Denel had failed to pay, or underpaid, its employees since May 2020, despite a court order that it should do so. According to the trade union Uasa, Denel directors had, however, been receiving their full salaries.

“It can’t just be the general employees who feel the consequences of the decline of productivity at Denel in the form of salary cuts or no salaries,” asserted committee chairperson Tshitereke Matibe. “The management must also feel the crisis.”

Addressing the committee, Sadik admitted that, although the group had a turnaround strategy, it was in a liquidity crisis and its order book was under threat. Ratings agency Fitch had downgraded the company to CC(zaf), weakening Denel’s own credit profile. This was the result of delayed and inadequate support from the shareholder (the government).
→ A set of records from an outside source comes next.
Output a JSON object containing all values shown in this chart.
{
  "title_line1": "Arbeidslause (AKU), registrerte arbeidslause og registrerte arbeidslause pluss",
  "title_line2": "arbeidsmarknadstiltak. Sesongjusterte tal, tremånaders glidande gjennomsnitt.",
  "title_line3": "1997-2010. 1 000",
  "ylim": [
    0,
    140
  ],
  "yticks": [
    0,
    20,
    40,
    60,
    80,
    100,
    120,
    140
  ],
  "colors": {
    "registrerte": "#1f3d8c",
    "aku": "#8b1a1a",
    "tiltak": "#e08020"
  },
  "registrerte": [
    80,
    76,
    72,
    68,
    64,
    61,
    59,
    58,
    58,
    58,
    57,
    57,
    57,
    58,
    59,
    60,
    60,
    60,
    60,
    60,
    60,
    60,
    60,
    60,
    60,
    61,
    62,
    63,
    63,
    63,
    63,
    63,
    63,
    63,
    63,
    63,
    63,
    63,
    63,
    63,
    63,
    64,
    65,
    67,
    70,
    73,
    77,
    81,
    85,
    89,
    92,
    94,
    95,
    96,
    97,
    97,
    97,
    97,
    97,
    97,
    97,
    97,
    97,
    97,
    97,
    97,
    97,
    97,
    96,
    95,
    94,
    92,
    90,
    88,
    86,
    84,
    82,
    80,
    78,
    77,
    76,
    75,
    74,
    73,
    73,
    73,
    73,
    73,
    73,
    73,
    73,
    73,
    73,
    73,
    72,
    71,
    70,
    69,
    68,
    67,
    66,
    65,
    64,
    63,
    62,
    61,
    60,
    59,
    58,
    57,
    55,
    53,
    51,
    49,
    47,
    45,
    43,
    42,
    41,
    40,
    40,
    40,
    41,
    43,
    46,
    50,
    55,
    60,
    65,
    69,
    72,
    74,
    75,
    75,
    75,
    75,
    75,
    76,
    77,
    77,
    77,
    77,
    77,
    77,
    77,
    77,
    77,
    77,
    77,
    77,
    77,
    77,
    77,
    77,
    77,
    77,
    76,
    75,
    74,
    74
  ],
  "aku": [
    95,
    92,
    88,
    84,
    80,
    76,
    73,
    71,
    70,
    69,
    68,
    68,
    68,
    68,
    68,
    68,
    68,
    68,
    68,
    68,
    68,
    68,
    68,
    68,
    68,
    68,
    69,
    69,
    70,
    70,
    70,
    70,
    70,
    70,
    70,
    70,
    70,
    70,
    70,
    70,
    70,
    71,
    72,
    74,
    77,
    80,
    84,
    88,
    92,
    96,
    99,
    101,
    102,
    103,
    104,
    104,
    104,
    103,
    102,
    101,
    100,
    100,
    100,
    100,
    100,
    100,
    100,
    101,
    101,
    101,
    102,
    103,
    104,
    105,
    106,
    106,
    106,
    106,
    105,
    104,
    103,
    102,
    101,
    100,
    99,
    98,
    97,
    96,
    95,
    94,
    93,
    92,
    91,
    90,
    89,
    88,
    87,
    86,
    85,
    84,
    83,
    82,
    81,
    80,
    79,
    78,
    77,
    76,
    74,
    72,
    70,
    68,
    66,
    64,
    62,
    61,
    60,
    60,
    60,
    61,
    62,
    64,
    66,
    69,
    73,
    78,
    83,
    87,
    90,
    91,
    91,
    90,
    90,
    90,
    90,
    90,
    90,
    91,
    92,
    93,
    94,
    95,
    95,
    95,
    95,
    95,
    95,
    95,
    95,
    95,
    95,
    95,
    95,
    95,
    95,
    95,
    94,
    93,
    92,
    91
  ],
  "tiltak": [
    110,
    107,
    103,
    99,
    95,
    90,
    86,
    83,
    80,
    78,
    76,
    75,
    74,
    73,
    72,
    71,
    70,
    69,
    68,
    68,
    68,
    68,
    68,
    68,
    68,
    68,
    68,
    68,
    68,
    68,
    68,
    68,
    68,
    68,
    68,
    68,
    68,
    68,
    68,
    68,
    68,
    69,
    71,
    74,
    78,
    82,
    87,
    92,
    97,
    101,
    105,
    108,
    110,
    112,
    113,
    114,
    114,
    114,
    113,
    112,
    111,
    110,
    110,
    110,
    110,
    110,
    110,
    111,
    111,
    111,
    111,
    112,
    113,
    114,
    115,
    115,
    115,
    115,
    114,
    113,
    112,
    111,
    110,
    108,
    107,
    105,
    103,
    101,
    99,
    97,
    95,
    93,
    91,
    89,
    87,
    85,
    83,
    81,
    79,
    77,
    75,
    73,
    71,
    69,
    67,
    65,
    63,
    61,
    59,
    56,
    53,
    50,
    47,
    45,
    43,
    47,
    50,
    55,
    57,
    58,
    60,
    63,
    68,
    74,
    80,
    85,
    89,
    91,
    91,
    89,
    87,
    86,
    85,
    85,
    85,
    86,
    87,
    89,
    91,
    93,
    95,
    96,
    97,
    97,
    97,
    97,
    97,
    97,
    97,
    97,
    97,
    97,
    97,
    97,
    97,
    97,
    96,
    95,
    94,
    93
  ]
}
Although the government guarantee to the group had been extended to September 2023, Denel had only been able to obtain short-term loans. Consequently, its debt profile had deteriorated. 

He further reported that the company’s audited financial loss of R1.9-billion in the 2019/20 financial year had been the result of a serious decline in revenue. This, in turn, had added to its current liquidity crisis. And Denel had been unable to manufacture its world-class products and systems. The Covid-19 pandemic had only made things worse. 

The committee told Sadik that the company had to return and give a further briefing on the progress of the turnaround strategy. Denel would also have to present its plans to restore the morale of its employees and re-establish its reputation.